B Key is the older standard which plugs into a Motherboard M.2 B key slot, or via a simple cheap <20 GBP  adapter to a standard SATA disk interface

M Key is the newer standard.  It would best plug into a Motherboard M.2 M key slot, and this should be a direct link to a PCI, Generation 3, x4 lane slot.

But, did you know, you can also buy a cheap adapter card that will let your M.2 M Key disk just plug into a regular PCI slot   (x4 or better?).



This card is available from ebay for <10GBP including postage.  How do they do that!


The card I chose is even cleverer since it can mount 2 cards: a M.2 B key, outputting top right to a SATA connector,   and separately at the bottom a M.2 M key disk connection via the card slot connectors to the motherboard.

NOTE: Whilst the Samsung SM951 works well in the adapter card it can't be used to boot from because [my ancient] motherboard BIOS knows nothing about PCI disk based disks.  So you can use this as storage only when booted into Linux or Windows etc.



Some Stats


 7 Grams light







Samsung Magician did install on my Windows Server but it could not update any firmware.  A benchmark did work


 Now, an important thing about the test results.




My test computer is a circa 2009 genre, PCI slot gen 2 system.   But this disk should be interfaced to a PCI slot gen 3 system.
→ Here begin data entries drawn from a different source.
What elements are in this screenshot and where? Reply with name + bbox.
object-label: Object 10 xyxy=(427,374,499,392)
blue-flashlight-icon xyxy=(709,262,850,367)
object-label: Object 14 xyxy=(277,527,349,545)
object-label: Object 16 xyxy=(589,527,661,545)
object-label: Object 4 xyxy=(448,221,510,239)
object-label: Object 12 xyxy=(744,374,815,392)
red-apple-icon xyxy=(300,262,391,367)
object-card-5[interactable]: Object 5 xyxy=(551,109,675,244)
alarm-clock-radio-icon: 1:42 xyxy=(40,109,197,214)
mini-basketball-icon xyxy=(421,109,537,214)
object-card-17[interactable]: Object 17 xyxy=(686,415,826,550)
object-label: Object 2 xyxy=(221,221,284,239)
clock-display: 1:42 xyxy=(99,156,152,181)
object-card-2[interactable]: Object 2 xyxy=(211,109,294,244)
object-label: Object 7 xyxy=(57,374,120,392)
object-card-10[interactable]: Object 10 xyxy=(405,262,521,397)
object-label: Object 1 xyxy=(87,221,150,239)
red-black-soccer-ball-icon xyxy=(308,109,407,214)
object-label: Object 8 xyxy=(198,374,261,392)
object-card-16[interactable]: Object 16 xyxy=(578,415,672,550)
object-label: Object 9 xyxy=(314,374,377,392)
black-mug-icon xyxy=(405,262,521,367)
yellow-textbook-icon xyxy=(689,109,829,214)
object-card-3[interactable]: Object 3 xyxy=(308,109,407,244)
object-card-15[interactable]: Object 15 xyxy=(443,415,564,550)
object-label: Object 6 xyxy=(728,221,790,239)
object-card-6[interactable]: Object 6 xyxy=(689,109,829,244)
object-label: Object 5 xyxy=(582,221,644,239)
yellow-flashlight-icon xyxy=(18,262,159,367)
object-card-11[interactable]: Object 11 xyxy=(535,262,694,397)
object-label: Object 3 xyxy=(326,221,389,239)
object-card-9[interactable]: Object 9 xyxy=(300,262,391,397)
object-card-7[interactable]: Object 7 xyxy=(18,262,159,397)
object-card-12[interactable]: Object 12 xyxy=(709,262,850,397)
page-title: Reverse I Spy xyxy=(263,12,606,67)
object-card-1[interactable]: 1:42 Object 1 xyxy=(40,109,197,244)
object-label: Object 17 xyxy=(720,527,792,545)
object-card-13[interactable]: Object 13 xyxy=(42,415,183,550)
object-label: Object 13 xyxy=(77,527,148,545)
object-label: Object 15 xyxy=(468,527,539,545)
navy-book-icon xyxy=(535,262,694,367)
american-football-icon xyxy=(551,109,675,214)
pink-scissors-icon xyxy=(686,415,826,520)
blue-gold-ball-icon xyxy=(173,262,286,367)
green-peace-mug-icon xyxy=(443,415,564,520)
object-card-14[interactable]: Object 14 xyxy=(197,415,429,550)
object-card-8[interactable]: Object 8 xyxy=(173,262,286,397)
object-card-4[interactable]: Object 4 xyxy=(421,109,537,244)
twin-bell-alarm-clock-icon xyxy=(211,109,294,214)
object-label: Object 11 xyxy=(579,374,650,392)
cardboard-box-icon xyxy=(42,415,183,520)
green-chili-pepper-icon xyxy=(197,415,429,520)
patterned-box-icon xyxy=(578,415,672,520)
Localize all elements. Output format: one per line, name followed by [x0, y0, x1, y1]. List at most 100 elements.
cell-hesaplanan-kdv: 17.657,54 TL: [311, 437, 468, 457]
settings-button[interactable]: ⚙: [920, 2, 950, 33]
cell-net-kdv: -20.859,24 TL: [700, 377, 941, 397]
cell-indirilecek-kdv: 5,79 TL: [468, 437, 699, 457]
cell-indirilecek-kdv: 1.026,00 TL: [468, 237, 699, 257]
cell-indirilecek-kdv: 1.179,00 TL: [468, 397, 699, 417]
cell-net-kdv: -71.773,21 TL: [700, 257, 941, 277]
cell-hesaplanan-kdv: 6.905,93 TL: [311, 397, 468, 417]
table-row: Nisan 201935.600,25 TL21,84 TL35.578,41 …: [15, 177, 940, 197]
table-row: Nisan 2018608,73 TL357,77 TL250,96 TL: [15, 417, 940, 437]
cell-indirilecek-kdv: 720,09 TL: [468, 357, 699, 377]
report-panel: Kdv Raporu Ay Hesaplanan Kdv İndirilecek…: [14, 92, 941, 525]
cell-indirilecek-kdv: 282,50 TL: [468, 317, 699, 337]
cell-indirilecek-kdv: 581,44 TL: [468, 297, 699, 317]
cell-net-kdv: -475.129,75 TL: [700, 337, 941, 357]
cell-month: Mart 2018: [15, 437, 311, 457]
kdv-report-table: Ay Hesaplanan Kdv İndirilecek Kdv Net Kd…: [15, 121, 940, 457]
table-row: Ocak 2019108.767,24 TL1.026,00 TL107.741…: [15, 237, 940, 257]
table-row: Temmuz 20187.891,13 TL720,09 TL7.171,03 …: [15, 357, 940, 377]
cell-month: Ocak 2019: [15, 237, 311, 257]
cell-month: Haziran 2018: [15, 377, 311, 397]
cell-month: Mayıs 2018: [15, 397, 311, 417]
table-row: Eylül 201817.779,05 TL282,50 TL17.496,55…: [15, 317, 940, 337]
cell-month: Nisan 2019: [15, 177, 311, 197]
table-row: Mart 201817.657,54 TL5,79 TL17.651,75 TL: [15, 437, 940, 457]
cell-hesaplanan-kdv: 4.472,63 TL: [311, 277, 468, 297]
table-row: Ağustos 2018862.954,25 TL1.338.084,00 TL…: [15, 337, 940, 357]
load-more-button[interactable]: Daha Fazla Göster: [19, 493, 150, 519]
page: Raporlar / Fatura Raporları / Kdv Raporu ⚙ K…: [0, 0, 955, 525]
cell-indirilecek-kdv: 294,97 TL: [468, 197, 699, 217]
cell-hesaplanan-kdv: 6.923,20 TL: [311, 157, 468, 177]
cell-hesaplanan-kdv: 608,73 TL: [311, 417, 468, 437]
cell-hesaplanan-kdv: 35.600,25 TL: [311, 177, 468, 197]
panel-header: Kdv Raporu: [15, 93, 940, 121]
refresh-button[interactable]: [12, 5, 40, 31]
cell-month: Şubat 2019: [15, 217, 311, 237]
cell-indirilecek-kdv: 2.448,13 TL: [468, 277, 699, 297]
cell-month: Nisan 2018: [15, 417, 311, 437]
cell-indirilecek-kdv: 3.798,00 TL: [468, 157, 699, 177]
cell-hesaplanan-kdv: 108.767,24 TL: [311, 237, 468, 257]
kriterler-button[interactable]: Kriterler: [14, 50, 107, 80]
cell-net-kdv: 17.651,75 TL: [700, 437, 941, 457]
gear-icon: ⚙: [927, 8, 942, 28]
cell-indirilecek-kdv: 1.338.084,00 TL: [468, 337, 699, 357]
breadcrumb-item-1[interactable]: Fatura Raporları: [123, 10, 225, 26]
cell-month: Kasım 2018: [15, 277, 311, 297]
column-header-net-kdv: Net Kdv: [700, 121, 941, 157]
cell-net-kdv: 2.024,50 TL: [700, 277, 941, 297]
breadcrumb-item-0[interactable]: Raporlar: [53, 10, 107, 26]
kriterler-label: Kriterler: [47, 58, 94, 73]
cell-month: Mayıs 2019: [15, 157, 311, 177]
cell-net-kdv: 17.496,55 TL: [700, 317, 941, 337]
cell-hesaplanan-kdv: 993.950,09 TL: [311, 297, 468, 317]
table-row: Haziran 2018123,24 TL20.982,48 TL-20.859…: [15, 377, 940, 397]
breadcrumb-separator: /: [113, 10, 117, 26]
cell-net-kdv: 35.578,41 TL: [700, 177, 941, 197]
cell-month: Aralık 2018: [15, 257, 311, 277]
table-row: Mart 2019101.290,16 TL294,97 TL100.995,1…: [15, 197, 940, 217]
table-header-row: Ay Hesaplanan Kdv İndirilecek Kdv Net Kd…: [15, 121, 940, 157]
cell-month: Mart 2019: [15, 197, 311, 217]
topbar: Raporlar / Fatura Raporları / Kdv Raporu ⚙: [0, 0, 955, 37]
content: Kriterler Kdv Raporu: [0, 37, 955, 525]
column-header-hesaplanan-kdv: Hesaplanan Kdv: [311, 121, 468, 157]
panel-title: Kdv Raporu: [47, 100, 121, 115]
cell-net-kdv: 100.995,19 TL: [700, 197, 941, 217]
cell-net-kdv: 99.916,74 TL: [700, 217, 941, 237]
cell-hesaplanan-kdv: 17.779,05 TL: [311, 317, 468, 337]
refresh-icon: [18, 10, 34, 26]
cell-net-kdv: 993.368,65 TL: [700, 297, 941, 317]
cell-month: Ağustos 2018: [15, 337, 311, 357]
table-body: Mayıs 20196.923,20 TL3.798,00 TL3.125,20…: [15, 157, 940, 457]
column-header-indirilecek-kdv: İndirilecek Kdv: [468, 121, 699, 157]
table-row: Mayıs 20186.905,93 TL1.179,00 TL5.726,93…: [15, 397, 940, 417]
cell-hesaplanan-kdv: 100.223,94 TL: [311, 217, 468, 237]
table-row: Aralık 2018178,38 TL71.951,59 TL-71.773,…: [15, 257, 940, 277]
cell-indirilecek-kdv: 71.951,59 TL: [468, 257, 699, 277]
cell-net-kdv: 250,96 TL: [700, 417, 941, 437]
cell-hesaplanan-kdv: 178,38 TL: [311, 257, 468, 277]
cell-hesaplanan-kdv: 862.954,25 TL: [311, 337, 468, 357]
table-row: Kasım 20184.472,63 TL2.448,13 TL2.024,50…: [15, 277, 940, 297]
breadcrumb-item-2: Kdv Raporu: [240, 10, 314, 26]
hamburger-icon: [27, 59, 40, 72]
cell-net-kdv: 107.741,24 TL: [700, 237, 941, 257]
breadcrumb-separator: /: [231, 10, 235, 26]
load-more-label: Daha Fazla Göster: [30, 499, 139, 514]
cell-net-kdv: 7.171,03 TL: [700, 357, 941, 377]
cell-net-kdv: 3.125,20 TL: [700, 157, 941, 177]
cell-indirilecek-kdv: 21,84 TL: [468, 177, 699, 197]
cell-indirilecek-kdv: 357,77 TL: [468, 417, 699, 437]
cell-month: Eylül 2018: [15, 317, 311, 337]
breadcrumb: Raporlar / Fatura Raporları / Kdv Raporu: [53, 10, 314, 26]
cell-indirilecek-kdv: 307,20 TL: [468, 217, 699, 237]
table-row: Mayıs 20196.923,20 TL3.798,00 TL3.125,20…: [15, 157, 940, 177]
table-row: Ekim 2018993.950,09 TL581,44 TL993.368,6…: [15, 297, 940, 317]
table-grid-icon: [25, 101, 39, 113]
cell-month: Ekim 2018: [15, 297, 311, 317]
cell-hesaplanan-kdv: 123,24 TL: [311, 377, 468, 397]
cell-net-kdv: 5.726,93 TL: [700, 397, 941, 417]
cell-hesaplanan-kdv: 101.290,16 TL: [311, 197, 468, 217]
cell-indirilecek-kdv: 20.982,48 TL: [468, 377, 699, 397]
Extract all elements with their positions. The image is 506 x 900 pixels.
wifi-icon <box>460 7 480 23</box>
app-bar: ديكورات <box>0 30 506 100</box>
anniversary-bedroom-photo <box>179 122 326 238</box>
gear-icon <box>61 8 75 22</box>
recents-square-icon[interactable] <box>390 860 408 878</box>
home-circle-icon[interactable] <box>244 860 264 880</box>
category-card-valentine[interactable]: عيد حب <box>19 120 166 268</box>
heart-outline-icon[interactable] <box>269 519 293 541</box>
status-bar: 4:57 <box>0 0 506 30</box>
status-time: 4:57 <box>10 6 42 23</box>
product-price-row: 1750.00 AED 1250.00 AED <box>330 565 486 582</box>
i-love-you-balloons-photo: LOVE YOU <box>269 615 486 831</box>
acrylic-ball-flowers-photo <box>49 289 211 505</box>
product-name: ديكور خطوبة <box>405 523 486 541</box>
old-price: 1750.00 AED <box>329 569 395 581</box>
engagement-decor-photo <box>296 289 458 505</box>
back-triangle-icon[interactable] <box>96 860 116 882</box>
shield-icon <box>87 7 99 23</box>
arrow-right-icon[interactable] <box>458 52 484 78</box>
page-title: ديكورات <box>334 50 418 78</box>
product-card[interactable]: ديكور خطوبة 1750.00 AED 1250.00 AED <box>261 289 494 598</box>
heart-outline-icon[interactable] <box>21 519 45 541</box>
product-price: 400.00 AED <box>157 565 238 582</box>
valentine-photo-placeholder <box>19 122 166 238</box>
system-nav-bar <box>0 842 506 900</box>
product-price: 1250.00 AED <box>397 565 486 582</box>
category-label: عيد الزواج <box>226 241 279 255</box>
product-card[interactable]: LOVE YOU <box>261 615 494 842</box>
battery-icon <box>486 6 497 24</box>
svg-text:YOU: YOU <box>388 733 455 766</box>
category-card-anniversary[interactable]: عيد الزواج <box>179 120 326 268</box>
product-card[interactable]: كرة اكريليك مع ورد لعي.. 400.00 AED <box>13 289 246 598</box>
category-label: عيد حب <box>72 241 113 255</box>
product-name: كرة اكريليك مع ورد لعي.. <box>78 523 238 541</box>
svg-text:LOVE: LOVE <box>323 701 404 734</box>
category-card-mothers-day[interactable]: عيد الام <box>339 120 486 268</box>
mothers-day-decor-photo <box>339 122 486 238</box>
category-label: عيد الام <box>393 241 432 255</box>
PCI gen 3 is twice the speed of gen 2.  See here


For me I recognise that my next computer, with PCI gen 3, can potentially double the above speeds, certainly sequential reads should be above 2000 MB/sec not the 'pathetic' 1671MB/sec as shown above.

A cunning Plan



I have tested this card combination in my backup server for a few weeks, and then moved it to the main server.  It is part of a cunning [Microsoft] plan that I'll publish when fully tested and working, to improve the disk performance of the main server.

Summary
I'm very happy with this initial dip into the world of faster than SATA III, Disk Interfaces.

The biggest learning point for me is that in the future I can use any PCI gen 3 motherboard, it does not need a dedicated motherboard M.2 slot.  I can instead just use one or more regular x4 or better PCI slots with an adapter card.